A former shoeshine boy and steelworker who rose to become one of Brazil’s most popular presidents, Luiz Inácio Lula da Silva’s downfall has been just as dramatic.
At 72, the lifelong fighter finds himself on the ropes following a Supreme Court ruling that could see him soon sent to prison.
The two-term former president was sentenced in January to 12 years for taking a bribe.
But, with a stunning lead in polls ahead of October 7 presidential elections, Lula hoped the Supreme Court would let him stay free while he pursued more appeals and sought a third term in office.
By a narrow majority, the justices voted to deny him. He now faces an immediate future behind bars – not in the presidential palace.
DIZZYING
It’s a dizzying descent for a man who ruled from 2003 to 2010 and left office with popularity ratings of 80 percent.
He was fêted as a rare leftist who’d not only helped lift tens of millions of people from poverty but charmed the markets, putting Brazil on track to claim its mantle of emerging economic powerhouse.
However, things went sour shortly after he handed over to his chosen Workers’ Party (PT) successor, Dilma Rousseff, who oversaw a rapidly declining economy and in 2016 was forced out of office in a controversial impeachment vote.
The post-Lula era also saw prosecutors open a mammoth corruption probe called Lava Jato (“Car Wash”) that revealed systemic embezzlement and bribery among scores of individual politicians, all the main political parties, and many of the biggest businesses.
Before long, the prosecutors homed in on Lula too and, despite his insistence that he is the victim of a politicised judiciary, they got their conviction.
STREET VENDOR, PARTY FOUNDER
Lula grew up in deep poverty, the last of eight children born to a family of farmers in the arid, hardscrabble northeastern state of Pernambuco.
He had little formal education as a boy, quitting grade school to help his family get by.
When he was seven, his family joined a wave of migration to the industrial heartland of São Paulo state, where he worked as a shoeshine boy and street vendor before becoming a metalworker.
He rose to become president of his trade union less than a decade after joining. He was the force behind big strikes in the 1970s that challenged the military regime. And in 1980, he co-founded the PT, first standing as its candidate for president nine years later.

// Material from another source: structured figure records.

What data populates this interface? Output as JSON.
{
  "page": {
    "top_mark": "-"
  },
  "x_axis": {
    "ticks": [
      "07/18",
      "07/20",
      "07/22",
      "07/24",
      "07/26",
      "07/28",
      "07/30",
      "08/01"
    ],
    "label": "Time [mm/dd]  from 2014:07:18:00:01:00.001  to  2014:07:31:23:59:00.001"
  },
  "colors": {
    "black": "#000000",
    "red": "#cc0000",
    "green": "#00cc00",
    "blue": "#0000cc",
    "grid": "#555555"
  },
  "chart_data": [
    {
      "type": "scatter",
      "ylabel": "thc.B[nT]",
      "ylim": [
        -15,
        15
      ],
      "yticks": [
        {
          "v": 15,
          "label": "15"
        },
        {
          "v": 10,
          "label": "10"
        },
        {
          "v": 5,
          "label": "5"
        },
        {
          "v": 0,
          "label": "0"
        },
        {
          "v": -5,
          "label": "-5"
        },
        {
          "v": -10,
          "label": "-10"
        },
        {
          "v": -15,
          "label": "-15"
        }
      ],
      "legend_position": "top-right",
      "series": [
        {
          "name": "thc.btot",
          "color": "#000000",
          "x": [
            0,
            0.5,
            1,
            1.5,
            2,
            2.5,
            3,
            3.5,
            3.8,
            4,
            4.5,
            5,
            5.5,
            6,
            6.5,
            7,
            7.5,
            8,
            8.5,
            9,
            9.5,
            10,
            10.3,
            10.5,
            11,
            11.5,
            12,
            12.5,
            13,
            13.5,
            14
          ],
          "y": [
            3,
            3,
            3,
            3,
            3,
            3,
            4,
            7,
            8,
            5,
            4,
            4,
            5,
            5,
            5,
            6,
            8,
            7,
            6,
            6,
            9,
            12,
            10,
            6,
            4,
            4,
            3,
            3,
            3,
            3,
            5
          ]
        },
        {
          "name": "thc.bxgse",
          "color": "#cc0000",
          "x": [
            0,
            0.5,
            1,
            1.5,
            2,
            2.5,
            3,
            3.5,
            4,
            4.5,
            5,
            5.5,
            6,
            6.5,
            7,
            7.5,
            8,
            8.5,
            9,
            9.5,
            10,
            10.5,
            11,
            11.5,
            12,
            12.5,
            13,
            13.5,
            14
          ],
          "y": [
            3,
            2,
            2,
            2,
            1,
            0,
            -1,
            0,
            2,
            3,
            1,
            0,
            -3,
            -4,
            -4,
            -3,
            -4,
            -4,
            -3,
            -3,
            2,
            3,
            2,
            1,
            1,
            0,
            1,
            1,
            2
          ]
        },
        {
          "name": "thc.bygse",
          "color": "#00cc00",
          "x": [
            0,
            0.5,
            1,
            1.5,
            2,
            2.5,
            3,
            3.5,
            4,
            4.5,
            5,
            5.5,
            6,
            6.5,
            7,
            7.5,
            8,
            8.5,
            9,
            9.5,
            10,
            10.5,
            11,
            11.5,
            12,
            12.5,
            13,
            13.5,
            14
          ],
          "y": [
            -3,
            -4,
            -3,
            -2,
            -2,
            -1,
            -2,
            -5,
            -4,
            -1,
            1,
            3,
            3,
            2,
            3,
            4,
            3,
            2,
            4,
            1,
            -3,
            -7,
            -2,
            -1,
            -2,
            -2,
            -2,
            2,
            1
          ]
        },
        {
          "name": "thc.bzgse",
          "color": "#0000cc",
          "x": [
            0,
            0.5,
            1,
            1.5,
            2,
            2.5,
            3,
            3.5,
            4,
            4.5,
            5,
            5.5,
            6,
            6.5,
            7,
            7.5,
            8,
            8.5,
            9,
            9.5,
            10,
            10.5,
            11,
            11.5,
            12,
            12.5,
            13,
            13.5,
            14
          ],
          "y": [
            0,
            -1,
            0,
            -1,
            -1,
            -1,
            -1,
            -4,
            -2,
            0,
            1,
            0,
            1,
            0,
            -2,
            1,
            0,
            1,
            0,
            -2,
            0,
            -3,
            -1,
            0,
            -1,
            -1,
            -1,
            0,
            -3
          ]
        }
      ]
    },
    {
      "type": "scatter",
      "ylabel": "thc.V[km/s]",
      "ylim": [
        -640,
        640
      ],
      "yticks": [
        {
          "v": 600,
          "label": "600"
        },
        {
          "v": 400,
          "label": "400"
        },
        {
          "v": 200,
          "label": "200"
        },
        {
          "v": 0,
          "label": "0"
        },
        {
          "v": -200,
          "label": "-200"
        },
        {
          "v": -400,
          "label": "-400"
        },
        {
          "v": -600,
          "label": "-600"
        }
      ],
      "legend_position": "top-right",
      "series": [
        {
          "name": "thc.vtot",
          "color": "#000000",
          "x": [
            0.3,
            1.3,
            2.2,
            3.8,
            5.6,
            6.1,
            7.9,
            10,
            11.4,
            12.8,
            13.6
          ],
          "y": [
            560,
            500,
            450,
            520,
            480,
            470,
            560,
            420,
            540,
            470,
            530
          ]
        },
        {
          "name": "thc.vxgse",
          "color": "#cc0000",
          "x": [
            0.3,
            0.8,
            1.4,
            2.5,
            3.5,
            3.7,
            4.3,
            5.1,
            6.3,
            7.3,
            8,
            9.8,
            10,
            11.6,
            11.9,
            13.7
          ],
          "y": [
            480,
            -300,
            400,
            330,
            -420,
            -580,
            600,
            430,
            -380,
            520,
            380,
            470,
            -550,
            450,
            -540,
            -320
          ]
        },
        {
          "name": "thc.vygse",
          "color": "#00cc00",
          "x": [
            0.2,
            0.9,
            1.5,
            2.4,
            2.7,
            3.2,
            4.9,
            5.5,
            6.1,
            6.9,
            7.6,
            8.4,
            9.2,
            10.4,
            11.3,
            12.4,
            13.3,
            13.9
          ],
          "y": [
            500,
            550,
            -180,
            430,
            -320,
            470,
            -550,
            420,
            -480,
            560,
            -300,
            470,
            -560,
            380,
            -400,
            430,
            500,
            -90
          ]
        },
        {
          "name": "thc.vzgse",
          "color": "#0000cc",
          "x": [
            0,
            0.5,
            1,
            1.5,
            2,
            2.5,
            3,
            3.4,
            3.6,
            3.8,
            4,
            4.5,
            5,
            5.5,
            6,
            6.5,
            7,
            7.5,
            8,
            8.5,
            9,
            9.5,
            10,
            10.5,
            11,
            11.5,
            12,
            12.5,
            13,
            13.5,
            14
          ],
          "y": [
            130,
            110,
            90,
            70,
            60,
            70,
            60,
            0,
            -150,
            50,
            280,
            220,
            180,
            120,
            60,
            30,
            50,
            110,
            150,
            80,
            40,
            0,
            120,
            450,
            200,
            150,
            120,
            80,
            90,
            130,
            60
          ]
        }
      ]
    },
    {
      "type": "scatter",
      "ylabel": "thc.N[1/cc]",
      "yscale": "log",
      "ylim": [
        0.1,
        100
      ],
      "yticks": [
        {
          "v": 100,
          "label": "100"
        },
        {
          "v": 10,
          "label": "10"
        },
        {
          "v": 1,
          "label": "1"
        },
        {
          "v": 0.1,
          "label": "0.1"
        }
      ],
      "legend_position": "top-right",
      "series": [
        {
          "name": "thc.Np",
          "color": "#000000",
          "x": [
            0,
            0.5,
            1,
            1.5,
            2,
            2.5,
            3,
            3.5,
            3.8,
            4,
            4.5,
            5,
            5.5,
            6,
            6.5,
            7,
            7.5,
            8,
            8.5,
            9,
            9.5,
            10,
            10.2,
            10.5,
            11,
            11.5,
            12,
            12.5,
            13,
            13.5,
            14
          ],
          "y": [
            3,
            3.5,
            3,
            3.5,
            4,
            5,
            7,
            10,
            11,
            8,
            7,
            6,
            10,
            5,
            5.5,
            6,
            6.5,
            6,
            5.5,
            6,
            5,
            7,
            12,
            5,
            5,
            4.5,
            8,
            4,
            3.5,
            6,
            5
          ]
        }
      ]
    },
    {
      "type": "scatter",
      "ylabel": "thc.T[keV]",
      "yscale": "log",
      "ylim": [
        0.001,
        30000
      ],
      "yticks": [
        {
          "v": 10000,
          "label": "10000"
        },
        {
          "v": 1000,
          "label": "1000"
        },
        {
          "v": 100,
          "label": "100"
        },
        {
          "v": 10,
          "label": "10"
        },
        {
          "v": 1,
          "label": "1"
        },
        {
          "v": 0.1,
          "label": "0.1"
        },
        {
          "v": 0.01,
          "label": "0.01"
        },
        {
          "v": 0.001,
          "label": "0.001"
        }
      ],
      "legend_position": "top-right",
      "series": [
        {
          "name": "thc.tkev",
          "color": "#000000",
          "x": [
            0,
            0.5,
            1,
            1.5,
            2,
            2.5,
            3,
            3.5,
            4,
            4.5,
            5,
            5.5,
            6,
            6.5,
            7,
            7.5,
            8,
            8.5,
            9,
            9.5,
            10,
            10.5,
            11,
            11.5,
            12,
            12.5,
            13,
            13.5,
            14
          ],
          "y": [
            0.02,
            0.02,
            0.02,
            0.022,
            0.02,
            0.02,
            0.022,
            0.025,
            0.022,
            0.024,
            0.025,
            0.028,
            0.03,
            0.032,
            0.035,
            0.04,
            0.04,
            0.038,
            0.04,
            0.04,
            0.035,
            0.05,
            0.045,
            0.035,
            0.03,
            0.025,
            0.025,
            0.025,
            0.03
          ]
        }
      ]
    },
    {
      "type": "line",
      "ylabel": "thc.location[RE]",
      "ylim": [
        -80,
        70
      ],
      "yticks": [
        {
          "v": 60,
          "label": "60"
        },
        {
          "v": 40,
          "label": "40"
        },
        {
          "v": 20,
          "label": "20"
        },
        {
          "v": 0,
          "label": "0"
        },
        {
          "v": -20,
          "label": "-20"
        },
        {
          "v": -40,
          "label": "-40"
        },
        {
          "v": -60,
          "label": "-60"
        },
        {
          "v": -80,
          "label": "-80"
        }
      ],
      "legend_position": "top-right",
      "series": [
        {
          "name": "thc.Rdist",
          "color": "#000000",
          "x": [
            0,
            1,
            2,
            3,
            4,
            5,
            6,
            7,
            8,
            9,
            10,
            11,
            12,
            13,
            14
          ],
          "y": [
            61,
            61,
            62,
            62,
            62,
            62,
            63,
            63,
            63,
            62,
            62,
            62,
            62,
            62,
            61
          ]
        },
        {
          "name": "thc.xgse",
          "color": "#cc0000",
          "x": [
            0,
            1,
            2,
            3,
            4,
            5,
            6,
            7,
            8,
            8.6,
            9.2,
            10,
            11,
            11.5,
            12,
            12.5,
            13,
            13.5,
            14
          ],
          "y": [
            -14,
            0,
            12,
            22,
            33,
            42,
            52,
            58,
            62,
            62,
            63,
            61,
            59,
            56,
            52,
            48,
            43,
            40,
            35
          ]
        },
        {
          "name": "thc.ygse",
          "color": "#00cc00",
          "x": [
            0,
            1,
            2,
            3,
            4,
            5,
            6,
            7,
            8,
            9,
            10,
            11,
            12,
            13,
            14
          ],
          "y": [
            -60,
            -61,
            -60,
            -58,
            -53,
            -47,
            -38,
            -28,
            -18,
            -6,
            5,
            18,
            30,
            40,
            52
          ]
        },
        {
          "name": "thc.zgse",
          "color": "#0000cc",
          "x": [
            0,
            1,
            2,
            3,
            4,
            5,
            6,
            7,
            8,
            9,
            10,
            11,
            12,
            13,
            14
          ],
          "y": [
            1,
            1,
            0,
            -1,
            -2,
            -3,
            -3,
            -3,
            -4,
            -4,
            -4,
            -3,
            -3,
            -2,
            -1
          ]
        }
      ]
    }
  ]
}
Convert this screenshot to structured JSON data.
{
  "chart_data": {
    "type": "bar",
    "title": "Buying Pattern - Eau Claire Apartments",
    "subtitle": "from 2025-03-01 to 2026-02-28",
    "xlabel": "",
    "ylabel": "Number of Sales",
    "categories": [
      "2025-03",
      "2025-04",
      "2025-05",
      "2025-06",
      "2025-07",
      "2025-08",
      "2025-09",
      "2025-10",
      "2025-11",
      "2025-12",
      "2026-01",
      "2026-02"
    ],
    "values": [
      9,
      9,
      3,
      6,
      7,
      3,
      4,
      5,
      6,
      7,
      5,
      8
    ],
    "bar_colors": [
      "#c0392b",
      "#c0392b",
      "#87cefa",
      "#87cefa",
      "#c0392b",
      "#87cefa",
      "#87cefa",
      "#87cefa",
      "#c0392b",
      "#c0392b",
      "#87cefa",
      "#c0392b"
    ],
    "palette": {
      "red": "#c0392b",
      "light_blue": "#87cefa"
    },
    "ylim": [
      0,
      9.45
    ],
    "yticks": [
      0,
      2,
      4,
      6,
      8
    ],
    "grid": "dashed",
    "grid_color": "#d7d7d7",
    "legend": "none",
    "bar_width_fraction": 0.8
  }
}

He made three unsuccessful presidential bids from 1989 to 1998, each time chipping away at the establishment parties and the idea that a poor, uneducated labour leader could never be president of Brazil.
The fourth time, in 2002, he succeeded, taking office on January 1, 2003.
A NATION’S LEADER
Lula calmed market fears of a radical surge to the left by adopting fiscally responsible policies and a calm, pragmatic approach.
He also had the good fortune to preside over a so-called ‘golden decade’ for Latin America, when China’s ravenous demand for raw materials propelled the region’s economies to a historic period of growth.
Brazil’s economy hit an impressive 7.5 percent growth pace in 2010, his final year in office.
Despite a series of scandals in his first term – most notably the congressional vote-buying Mensalão scandal that felled his chief-of-staff – Lula coasted to re-election in 2006.
Brazil’s first democratically elected leftist since the end of the 1964-1985 military dictatorship, he was so widely admired as president that Foreign Policy magazine called him a “rock star.” His US counterpart Barack Obama once referred to him as “the man.”
The Constitution limited him to two consecutive terms, but he seemed to have cemented his legacy by helping Rousseff into power.
DIVIDER-IN-CHIEF
Post-presidential life proved fraught. In October 2011 he was diagnosed with cancer of the larynx and successfully underwent chemotherapy.
Despite the scandals, Lula remains the highest polling candidate by far for October’s election. However, his negatives are also sky high, inspiring as much hatred as fervent admiration.
When his second wife Marisa Letícia Lula da Silva died in February after a stroke, allies of the ex-president claimed that “persecution” by corruption prosecutors had contributed to her death.
Immediately, opponents accused Lula of using the personal tragedy to boost his image. Even personal tragedy had become politics.